Cynthia K. Hale is an SSA Administrative Law Judge at the Denver Hearing Office with a lifetime approval rate of 58% over 14,081 decisions. This rate matches the national average of 58%. Because case assignment is random, understanding your judge's history is a vital part of your preparation. Aggregate rates describe past decisions, not predictions for individual hearings. An attorney can help you prepare for this judge's specific bench.
This page presents publicly available SSA Office of Hearings Operations disposition data, with no editorial rating or evaluation. ALJs are independent decisionmakers; aggregate statistics describe past patterns, not predictions of how any individual case will be decided. Information here is provided for hearing preparation, not as legal advice.
Approval rates
Comparing a judge's lifetime performance against current office and national benchmarks provides a helpful perspective on the local hearing environment. Judge Hale maintains a 58% lifetime approval rate across a significant docket of 14,081 lifetime decisions. While her latest reporting period shows a rate 4 points below the Denver office average, she remains aligned with the national standard. Aggregate rates describe past decisions, not predictions for your individual hearing.
Office- and national-level breakdowns of fully favorable vs denial rates aren't currently published by SSA in the per-office disposition data. The judge's own breakdown is the detail we have today.
Approval rate over time
Year-over-year approval rate across Judge Hale's docket. Annual rates fluctuate with the mix of cases SSA assigns; the longer-run pattern is more informative than any single year.
Decision pattern
Over her 7 years on the bench, Judge Hale has presided over 14,081 lifetime decisions, establishing a consistent record. Her approval rate peaked early in her tenure before settling into a more moderate range in recent years. While the latest reporting period shows a slight variance from her lifetime average, the overall trend reflects a steady approach to case evaluation. This pattern suggests a judge who relies on established evidentiary standards, with recent fluctuations likely tied to changes in case complexity.
Preparing for an SSDI hearing
The guidance below applies to any SSDI hearing, not specifically to Judge Hale's bench. Judge-specific preparation guidance requires a corpus of public Appeals Council decisions involving each judge, which we haven't built yet.
- Bring a clean treating-physician record. Longitudinal primary-care or specialist notes spanning the disability period, with consistent symptom documentation, are typically the strongest evidence at hearing. A single month's records usually aren't enough.
- Don't rely on consultative exams alone.

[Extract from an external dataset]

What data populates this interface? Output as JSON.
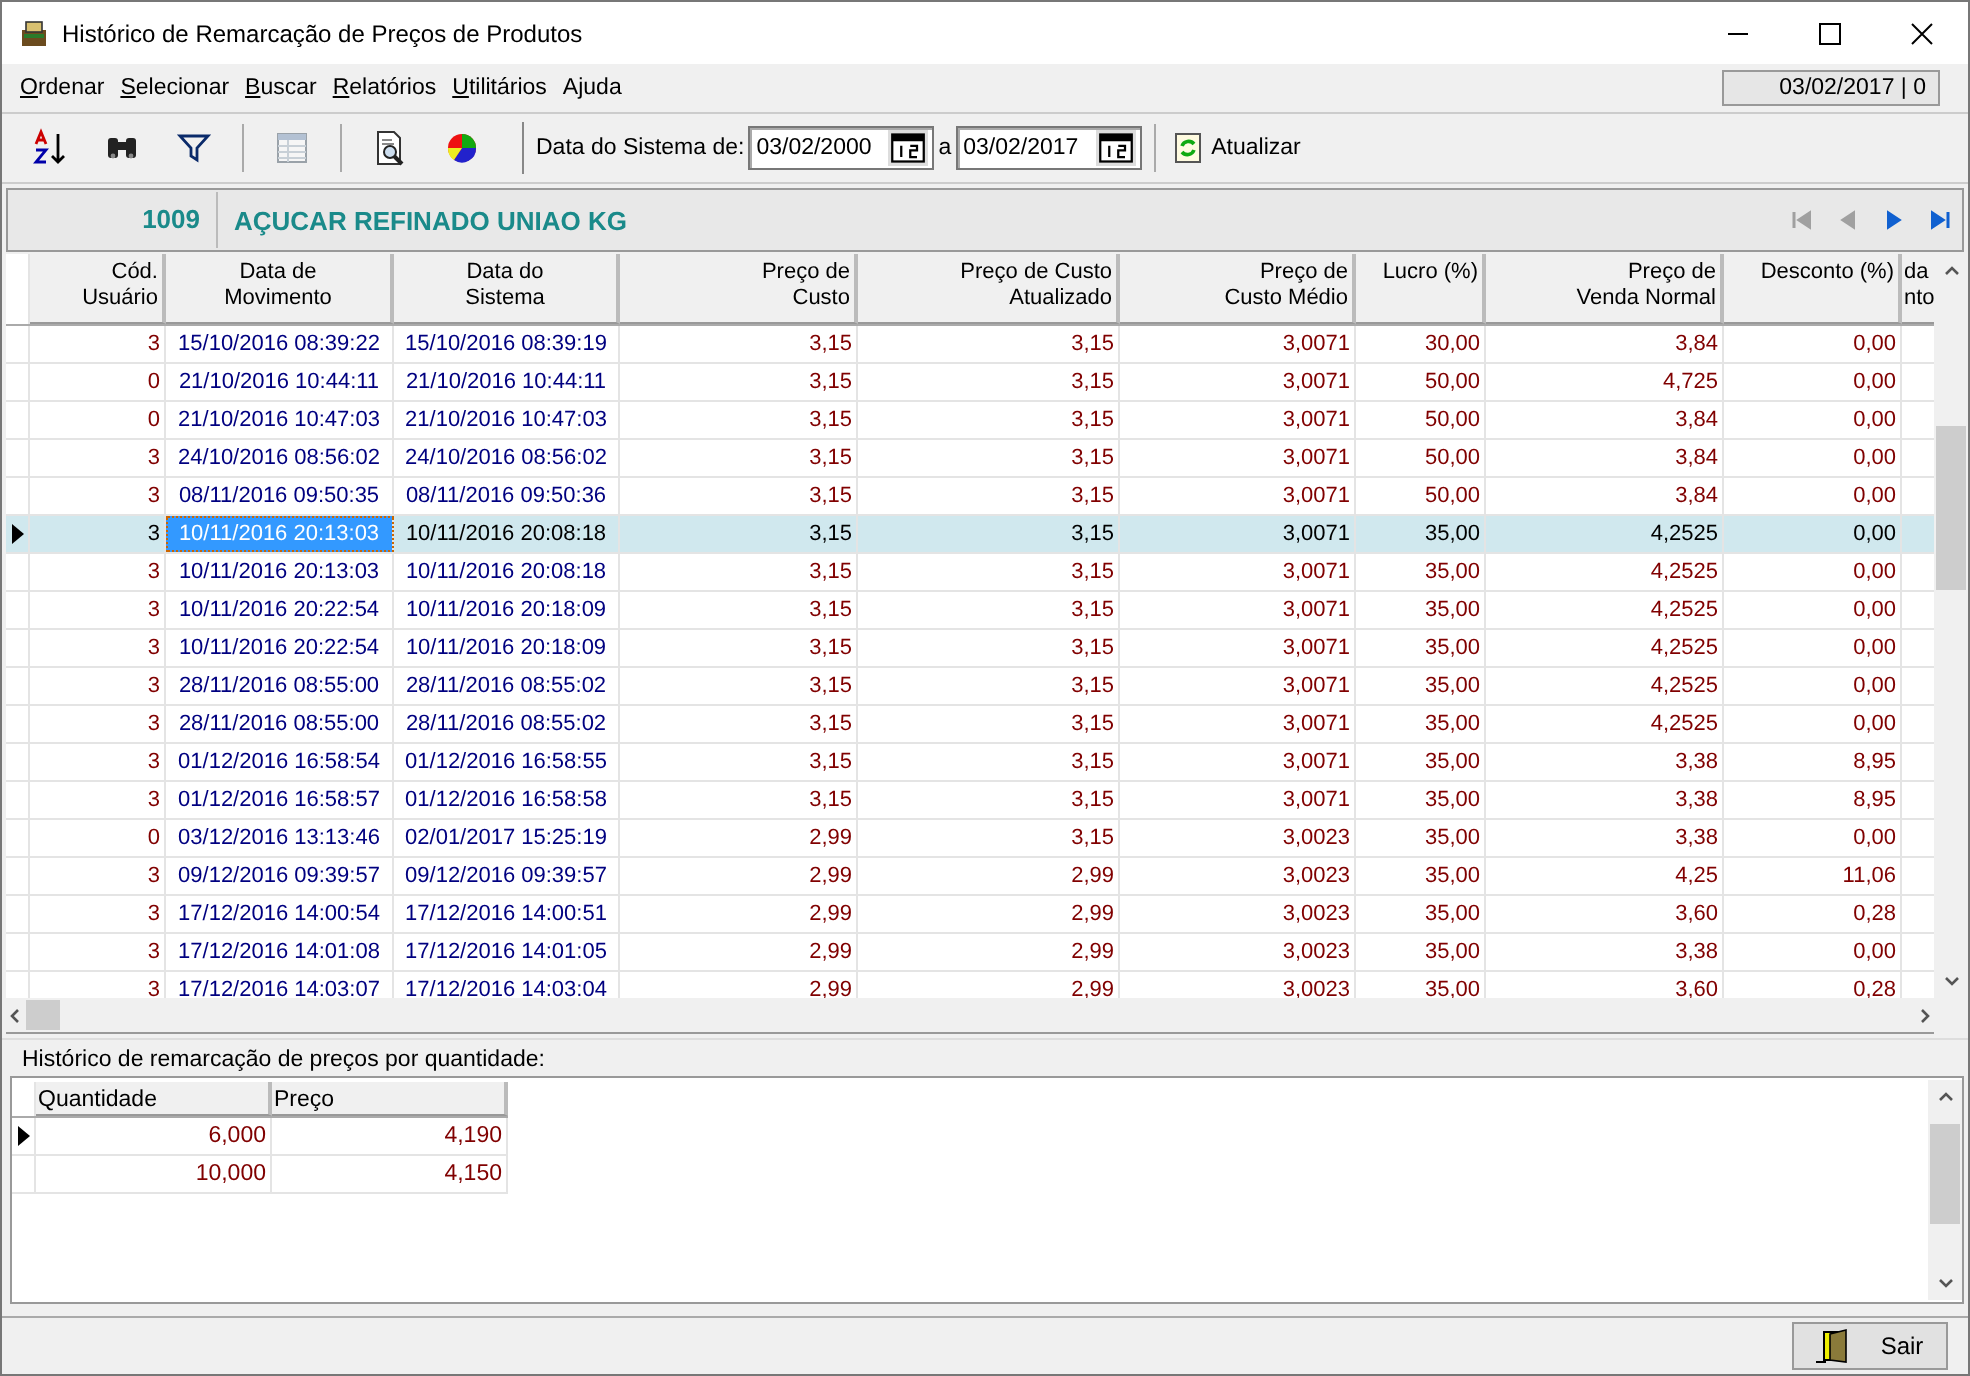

If your medical evidence is built primarily around a one-time CE finding, expect detailed questioning. Supplement with treating-source statements where possible.
- Prepare for daily-activity questions. Have honest, specific answers about a typical day. Answers that conflict with the medical record (in either direction) tend to hurt credibility.
- Expect transferable-skills probing. A vocational expert will usually testify about jobs available to someone with your limitations. Your representative should be prepared to cross-examine.
Hearing with Judge Hale? Free, confidential — see if you qualify for SSDI.
Free Benefits ReviewAbout the Denver hearing office
The Denver Hearing Office serves a broad population across Colorado and the surrounding region, managing a high volume of disability claims. With a bench of 6 judges, the office maintains an active caseload and adheres to standard SSA hearing procedures. You can expect a formal environment where medical documentation and vocational testimony are prioritized. You can see the Denver Hearing Office page for the full ALJ roster.
Other judges at this hearing office
The Social Security Administration utilizes a workload-balancing algorithm to assign cases, meaning the judge you are assigned is essentially random. Within the Denver Hearing Office, lifetime approval rates among the bench range from 45% to 62%. This variation highlights why it is important to focus on the strength of your medical evidence rather than the specific judge assigned. You can find the full roster of judges on the Denver Hearing Office page.